At that time, we were selling milk to some of our neighbors. I don’t remember how many different families bought milk from us but I had the job of delivering two or three quarts of milk a day to different families. We had a small box that was painted blue and it would hold the quart bottles of milk. Mom would put the bottles in the box and then she would assign me one of the multiplication tables like “the 4’s.” By the time I got the milk delivered and came home, I was suppose to know 1 times 4= 4, 2 times 4=8, 3 times 4=12 etc. all the way up to 12 times 4=48. The next day I would get another number and repeat the routine. I don’t think I learned all of the multiplication tables in twelve days but I learned them pretty fast. If I had difficulty with a few specific ones like 6×7=42, I would deliver the milk repeating to myself all the way, 6×7=42, 6×7=42, 6×7=42, etc. By the time I got home, I had memorized that 6×7=42, never to be forgotten again. Once I had the multiplication tables memorized, then it was on to simple division with the flash cards again. The end result of all of this was that I didn’t flunk out of fifth grade. By the end of the year I had caught up with the rest of the class. I guess my success was such a disappointment to Mrs. Bankhead that she just up and died part way through the year and a new teacher named Mrs. Miller came in and took her class. Mrs. Miller was willing to help me so I survived. I have often wondered since what people thought when they heard me walking around town repeating to myself 7×9 is 63, 7×9 is 63 or 12 divided by 4 is 3, 12 divided by 4 is 3. Maybe only the dogs paid any attention.
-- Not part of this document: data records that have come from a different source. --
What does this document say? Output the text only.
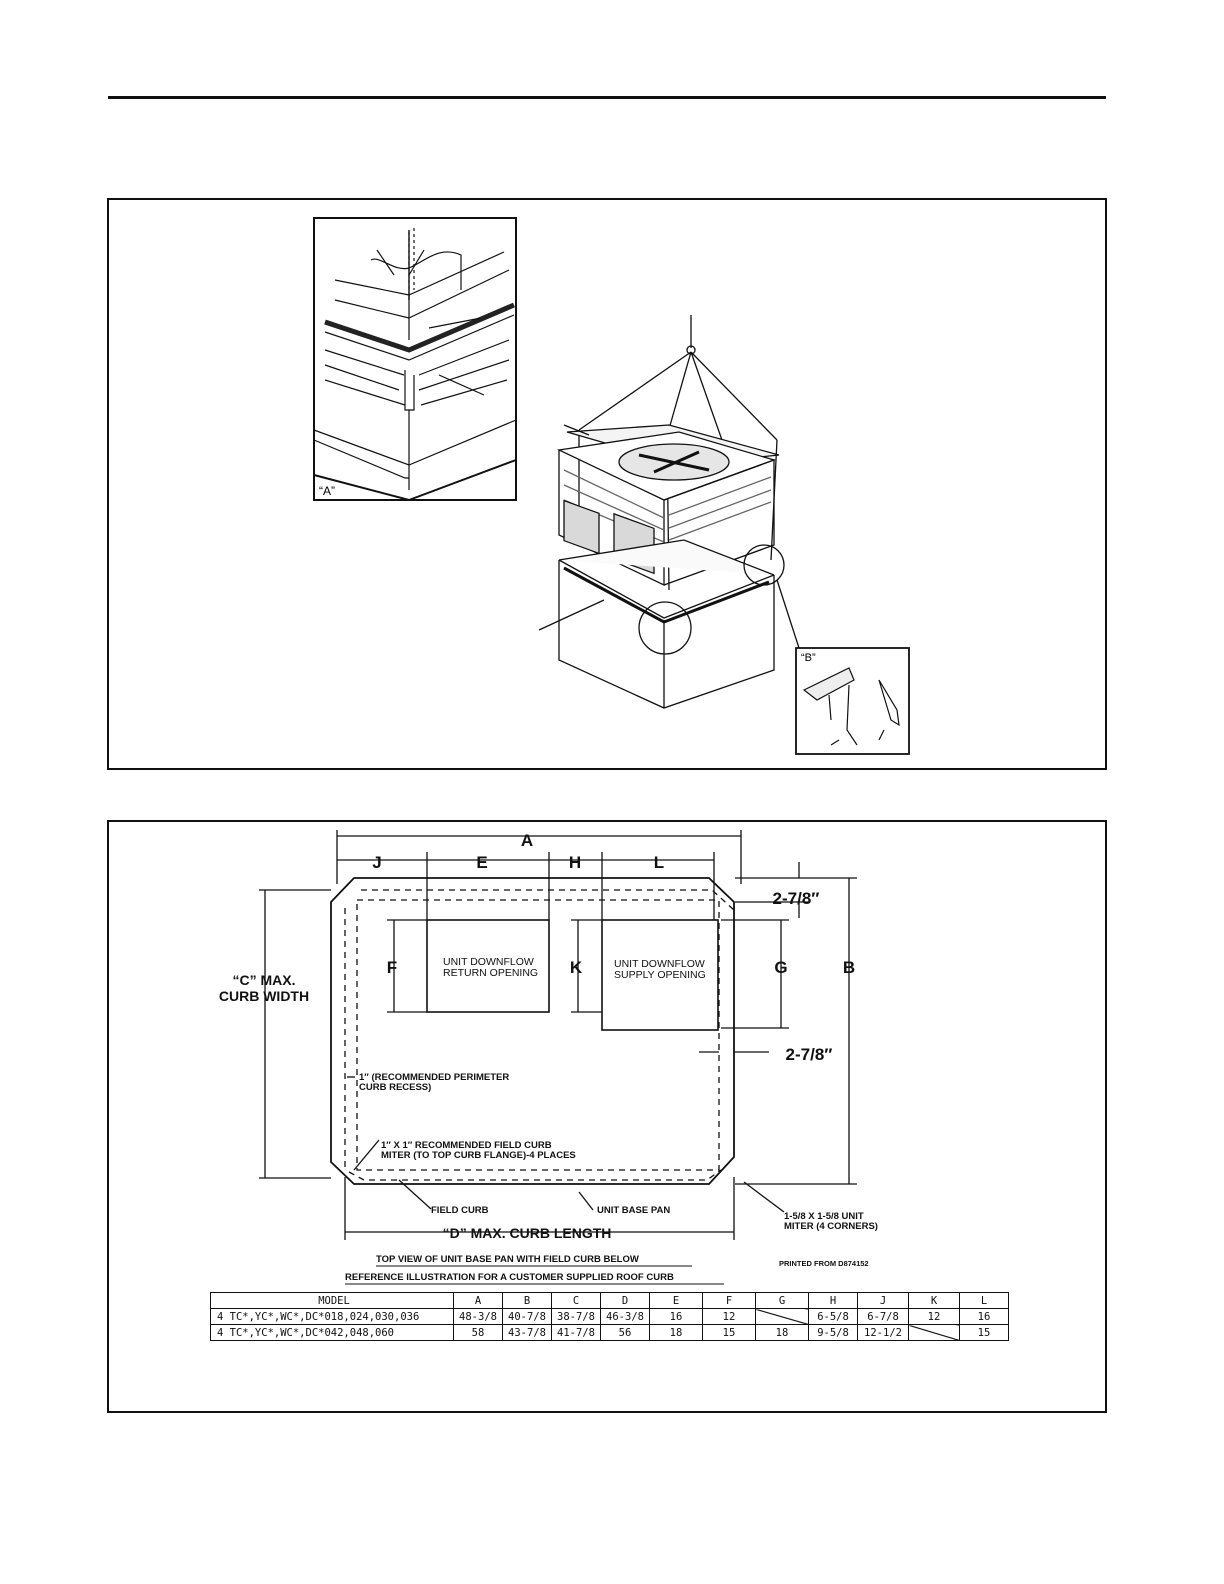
“A”
“B”
A
J	E	H	L
F	K	G	B
2-7/8″
2-7/8″
“C” MAX.
CURB WIDTH
“D” MAX. CURB LENGTH
UNIT DOWNFLOW
RETURN OPENING
UNIT DOWNFLOW
SUPPLY OPENING
1″ (RECOMMENDED PERIMETER
CURB RECESS)
1″ X 1″ RECOMMENDED FIELD CURB
MITER (TO TOP CURB FLANGE)-4 PLACES
FIELD CURB	UNIT BASE PAN
1-5/8 X 1-5/8 UNIT
MITER (4 CORNERS)
TOP VIEW OF UNIT BASE PAN WITH FIELD CURB BELOW
REFERENCE ILLUSTRATION FOR A CUSTOMER SUPPLIED ROOF CURB
PRINTED FROM D874152
MODEL	A	B	C	D	E	F	G	H	J	K	L
4 TC*,YC*,WC*,DC*018,024,030,036	48-3/8	40-7/8	38-7/8	46-3/8	16	12		6-5/8	6-7/8	12	16
4 TC*,YC*,WC*,DC*042,048,060	58	43-7/8	41-7/8	56	18	15	18	9-5/8	12-1/2		15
I enjoyed the fifth grade once Mrs. Miller became my teacher. One of the most interesting subjects for me in fifth grade was geography. I had not had much, if any, geography before that and Mrs. Miller opened my eyes to the wonders of geography and different places. I can’t remember whether it was U.S. geography or world geography but which ever, I enjoyed it. Later in life I got to visit many parts of the United States and the world and I enjoyed that as well but it all started in fifth grade.
When I moved to fifth grade, I had to make friends with an older group of kids. Instead of the boys my age, I was in the class with Farrel Holyoak, Gary Duncan and Bill Batson. The girls in my class were Judy Brewer, Ann Patrick, Rosealynn Riedhead and Carol Sue Hollowell. The classes in elementary school were not large. There were usually only eight or nine students in each class up through eighth grade.